Jayne Andreen has been named interim head of the state’s Council on Domestic Violence and Sexual Assault on an interim basis, filling the void left by Lauree Morton, who was asked to resign.
The nine-member board that leads the council voted unanimously during a special meeting Wednesday to hire Andreen. She’s a former executive director of CDVSA and is president of the Alaska Public Health Association Board of Directors.
During Wednesday’s meeting, council chair Patricia Owen said Andreen will oversee two grants — one through the U.S. Department of Justice Violence Against Women Act and another through the DOJ’s Victims of Crimes Act.
Council member Rachel Gernat said the grants allow the council to distribute funding to victim services programs. She said hiring Andreen will ensure the council doesn’t stop doing its work.
“This was the approach that we came up with to allow the office to continue to run, that we continue to have a voice in the Legislature and, more importantly, that we continue to be able to receive the funding that we have,” Gernat said.
The council did not include public comment on its Wednesday agenda, but Owen read four statements that had been submitted to her after a special Dec. 12 meeting. All expressed dismay over Morton’s departure.

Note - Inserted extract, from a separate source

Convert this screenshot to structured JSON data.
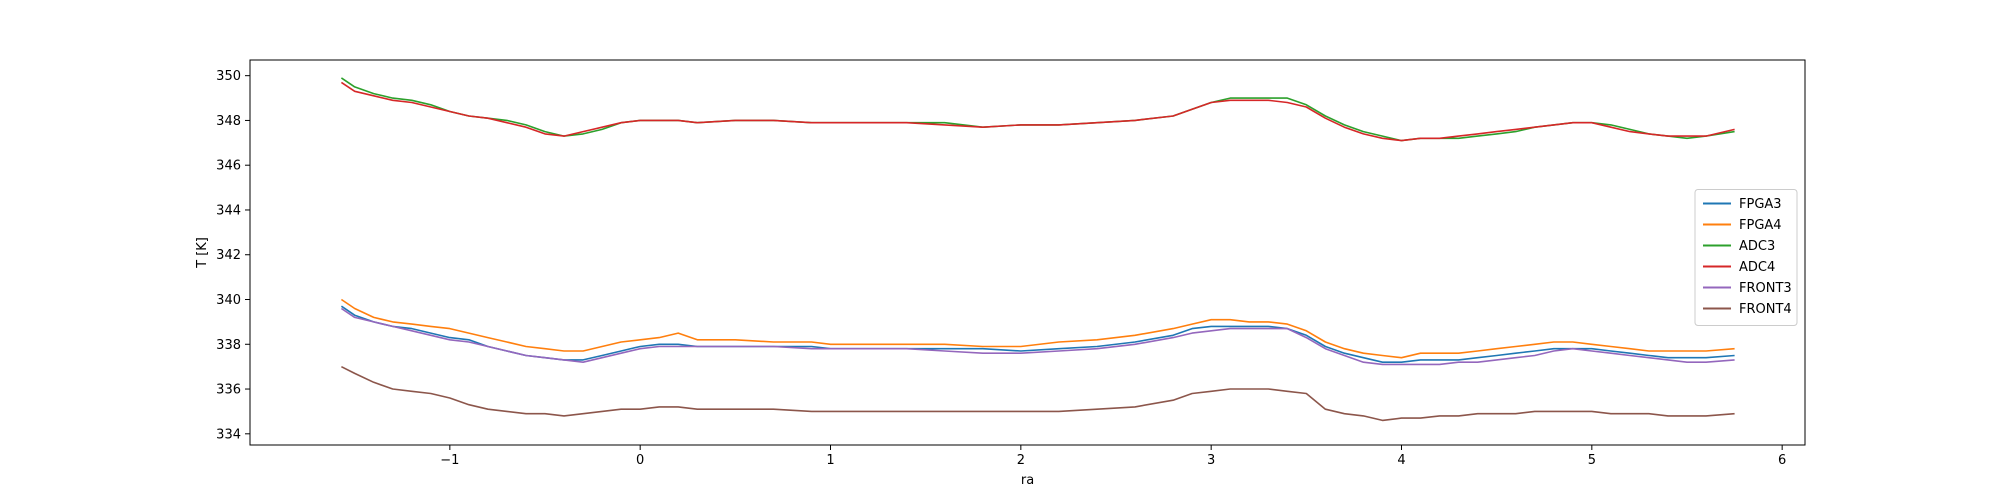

Morton’s last day as CDVSA’s executive director was Dec. 15. She stepped down from the position after Public Safety Commissioner Walt Monegan asked her to resign, citing his and the governor’s desire for CDVSA to go in a “different direction.”
Christine Pate, legal program director for the Alaska Network on Domestic Violence and Sexual Assault, referenced Morton’s “political acumen,” “fierce work ethic” and wrote, “It is my personal belief that Ms. Morton has been the most effective executive director that the council has had in the last 20 years.”
Christine King wrote Morton had “great integrity” and left a “legacy of affecting change for all Alaskans.
“The uncertainty of CDVSA’s future direction makes it very challenging for community partners to know how to help as we’re not privy on the changes our governor would like to see happen,” King wrote. “I understand that at the end of the day that we must move on amid decisions or directions that we may be weary of and I implore the council to continue to work with those of us in the community that represent those who have been historically voiceless.”
The council plans to finalize recruitment material for a new executive director in January.